Obsługa sprzętu jest na ogół zadowalająca. Na moim komputerze stacjonarnym nie miałem problemów z żadnym z urządzeń, sterowniki Nvidia działają wyśmienicie, podobnie jak drukarka i skaner HP. Na laptopie było niestety zdecydowanie gorzej. Okazało się, ze spisujący się naprawdę dobrze pod Linuksem VIA Chrome we FreeBSD jest „tym nieszczęsnym chipsetem”. Konfiguracja X była dość ciężka, a efekt i tak daleki od tego co mam na Debianie. Ciężko w to uwierzyć, ale FreeBSD+KDE na tym laptopie działało jeszcze gorzej niż MS Vista, która była zainstalowana oryginalnie. Przy okazji muszę się pokajać, że wbrew temu co napisałem w poprzednim wpisie o FreeBSD sam popełniłem na BSDguru posta typu „ratunku, nie działają X'y!” ;‑)

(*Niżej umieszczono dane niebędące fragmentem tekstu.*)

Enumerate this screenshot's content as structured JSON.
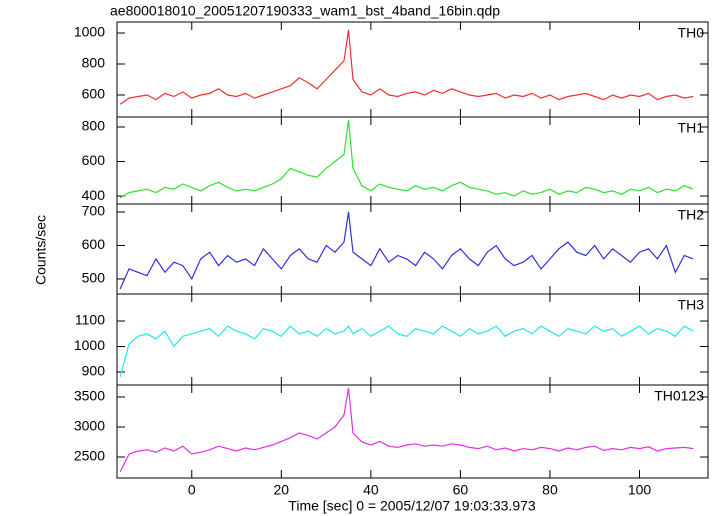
{
  "chart_data": {
    "type": "line",
    "title": "ae800018010_20051207190333_wam1_bst_4band_16bin.qdp",
    "x_label": "Time [sec] 0 = 2005/12/07 19:03:33.973",
    "y_label": "Counts/sec",
    "xlim": [
      -16.7,
      115.3
    ],
    "xticks": [
      0,
      20,
      40,
      60,
      80,
      100
    ],
    "x": [
      -16,
      -14,
      -12,
      -10,
      -8,
      -6,
      -4,
      -2,
      0,
      2,
      4,
      6,
      8,
      10,
      12,
      14,
      16,
      18,
      20,
      22,
      24,
      26,
      28,
      30,
      32,
      34,
      35,
      36,
      38,
      40,
      42,
      44,
      46,
      48,
      50,
      52,
      54,
      56,
      58,
      60,
      62,
      64,
      66,
      68,
      70,
      72,
      74,
      76,
      78,
      80,
      82,
      84,
      86,
      88,
      90,
      92,
      94,
      96,
      98,
      100,
      102,
      104,
      106,
      108,
      110,
      112
    ],
    "series": [
      {
        "name": "TH0",
        "color": "#f03030",
        "ylim": [
          458,
          1071
        ],
        "yticks": [
          600,
          800,
          1000
        ],
        "values": [
          540,
          580,
          590,
          600,
          570,
          610,
          590,
          620,
          580,
          600,
          610,
          640,
          600,
          590,
          610,
          580,
          600,
          620,
          640,
          660,
          710,
          680,
          640,
          700,
          760,
          820,
          1020,
          700,
          620,
          600,
          640,
          600,
          590,
          610,
          620,
          600,
          630,
          610,
          640,
          620,
          600,
          590,
          600,
          610,
          580,
          600,
          590,
          610,
          580,
          600,
          570,
          590,
          600,
          610,
          590,
          570,
          600,
          580,
          600,
          590,
          610,
          570,
          590,
          600,
          580,
          590
        ]
      },
      {
        "name": "TH1",
        "color": "#30e030",
        "ylim": [
          354,
          858
        ],
        "yticks": [
          400,
          600,
          800
        ],
        "values": [
          390,
          420,
          430,
          440,
          420,
          450,
          440,
          470,
          450,
          430,
          460,
          480,
          450,
          430,
          440,
          430,
          450,
          470,
          500,
          560,
          540,
          520,
          510,
          560,
          600,
          640,
          840,
          560,
          460,
          430,
          470,
          450,
          440,
          430,
          460,
          440,
          450,
          430,
          460,
          480,
          450,
          440,
          430,
          410,
          420,
          400,
          430,
          410,
          420,
          440,
          410,
          430,
          420,
          450,
          440,
          420,
          430,
          410,
          440,
          430,
          450,
          420,
          440,
          430,
          460,
          440
        ]
      },
      {
        "name": "TH2",
        "color": "#3030e0",
        "ylim": [
          455,
          724
        ],
        "yticks": [
          500,
          600,
          700
        ],
        "values": [
          470,
          530,
          520,
          510,
          560,
          520,
          550,
          540,
          500,
          560,
          580,
          540,
          570,
          550,
          560,
          540,
          590,
          560,
          530,
          570,
          590,
          560,
          550,
          600,
          580,
          610,
          700,
          580,
          560,
          540,
          590,
          550,
          570,
          560,
          540,
          580,
          560,
          530,
          570,
          590,
          560,
          540,
          580,
          600,
          560,
          540,
          550,
          570,
          530,
          560,
          590,
          610,
          580,
          570,
          600,
          560,
          590,
          570,
          550,
          580,
          590,
          560,
          600,
          520,
          570,
          560
        ]
      },
      {
        "name": "TH3",
        "color": "#20e8e8",
        "ylim": [
          849,
          1206
        ],
        "yticks": [
          900,
          1000,
          1100
        ],
        "values": [
          880,
          1010,
          1040,
          1050,
          1030,
          1060,
          1000,
          1040,
          1050,
          1060,
          1070,
          1040,
          1080,
          1060,
          1050,
          1030,
          1070,
          1060,
          1040,
          1080,
          1050,
          1060,
          1040,
          1070,
          1050,
          1060,
          1080,
          1050,
          1070,
          1040,
          1060,
          1080,
          1050,
          1040,
          1070,
          1060,
          1050,
          1080,
          1060,
          1040,
          1070,
          1050,
          1060,
          1080,
          1040,
          1060,
          1070,
          1050,
          1080,
          1060,
          1040,
          1070,
          1060,
          1050,
          1080,
          1060,
          1070,
          1040,
          1060,
          1080,
          1050,
          1070,
          1060,
          1040,
          1080,
          1060
        ]
      },
      {
        "name": "TH0123",
        "color": "#e030e0",
        "ylim": [
          2150,
          3700
        ],
        "yticks": [
          2500,
          3000,
          3500
        ],
        "values": [
          2250,
          2550,
          2600,
          2620,
          2580,
          2650,
          2600,
          2680,
          2550,
          2580,
          2620,
          2680,
          2640,
          2600,
          2650,
          2620,
          2660,
          2700,
          2760,
          2820,
          2900,
          2860,
          2800,
          2900,
          3000,
          3200,
          3650,
          2900,
          2750,
          2700,
          2760,
          2680,
          2660,
          2700,
          2720,
          2680,
          2700,
          2680,
          2720,
          2700,
          2660,
          2640,
          2680,
          2620,
          2650,
          2600,
          2640,
          2620,
          2660,
          2640,
          2600,
          2650,
          2620,
          2660,
          2680,
          2610,
          2640,
          2620,
          2660,
          2640,
          2670,
          2600,
          2640,
          2650,
          2660,
          2640
        ]
      }
    ]
  }
}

Już po uruchomieniu systemu działa on zadowalająco, natomiast samo tempo rozruchu pozostawia wiele do życzenia. Generalnie na tym samym sprzęcie Debian jedynie o kilka sekund dłużej uruchamia się do responsywnego KDE niż FreeBSD do etapu logowania na konsoli! Samo zalogowanie do KDE trwa ponad minutę (na Debianie ok. 10 sek.). Mam nadzieję, że da się to poprawić poprzez dostrojenie systemu, ponieważ jest to jak dla mnie główny minus FreeBSD jako systemu desktopowego. Równie denerwujący jest już tylko brak hibernacji.

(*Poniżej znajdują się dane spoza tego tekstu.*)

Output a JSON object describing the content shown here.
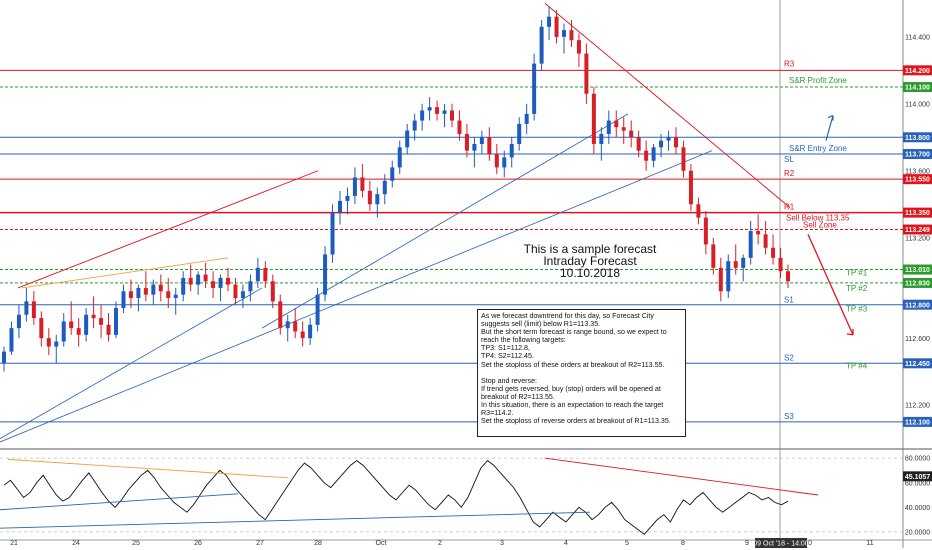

Jak na ten moment mam bardzo ambiwalentne odczucia co do FreeBSD. Z jednej strony jest to bardzo poukładany system, dający olbrzymie możliwości konfiguracji i znacznie ułatwiający administrowanie, a z drugiej (w zastosowaniach desktopowych) pozostający daleko za Linuksem. Może się to zmieni w przyszłości? Wtedy bez żalu porzucę Debiana.